There is likely to be more Greek philosophy in the scrolls: “I’d love it if he had some works by Aristotle,” says papyrologist and prize judge Richard Janko at the University of Michigan in Ann Arbor. Meanwhile some of the opened scrolls, written in Latin, cover a broader subject area, raising the possibility of lost poetry and literature by writers from Homer to Sappho. The scrolls “will yield who knows what kinds of new secrets”, says Fowler. “We’re all very excited.”
The achievement is also likely to fuel debate over whether further investigations should be conducted at the Herculaneum villa, entire levels of which have never been excavated. Janko and Fowler are convinced the villa’s main library was never found, and that thousands more scrolls could still be underground.
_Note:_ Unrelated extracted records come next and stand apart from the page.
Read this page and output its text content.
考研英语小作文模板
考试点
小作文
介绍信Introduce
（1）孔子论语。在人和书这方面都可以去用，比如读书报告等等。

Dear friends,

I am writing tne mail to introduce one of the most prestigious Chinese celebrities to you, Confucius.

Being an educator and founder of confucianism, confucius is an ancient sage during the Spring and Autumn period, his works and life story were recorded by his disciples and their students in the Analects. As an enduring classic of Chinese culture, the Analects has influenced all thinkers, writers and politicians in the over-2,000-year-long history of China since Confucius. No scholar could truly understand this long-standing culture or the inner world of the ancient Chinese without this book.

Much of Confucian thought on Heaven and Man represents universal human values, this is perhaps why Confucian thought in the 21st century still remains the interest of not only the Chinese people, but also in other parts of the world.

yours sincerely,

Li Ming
More broadly, the machine learning techniques pioneered by Seales and the Vesuvius Challenge contestants could now be used to study other types of hidden text, such as “cartonnage”, recycled papyri often used to wrap Egyptian mummies.
The next step is to decipher one entire work. Friedman has announced a new set of Vesuvius Challenge prizes for 2024, with the aim of reading 85% of a scroll by the end of the year. But in the meantime, just getting this far “feels like a miracle”, he says. “I can’t believe it worked.”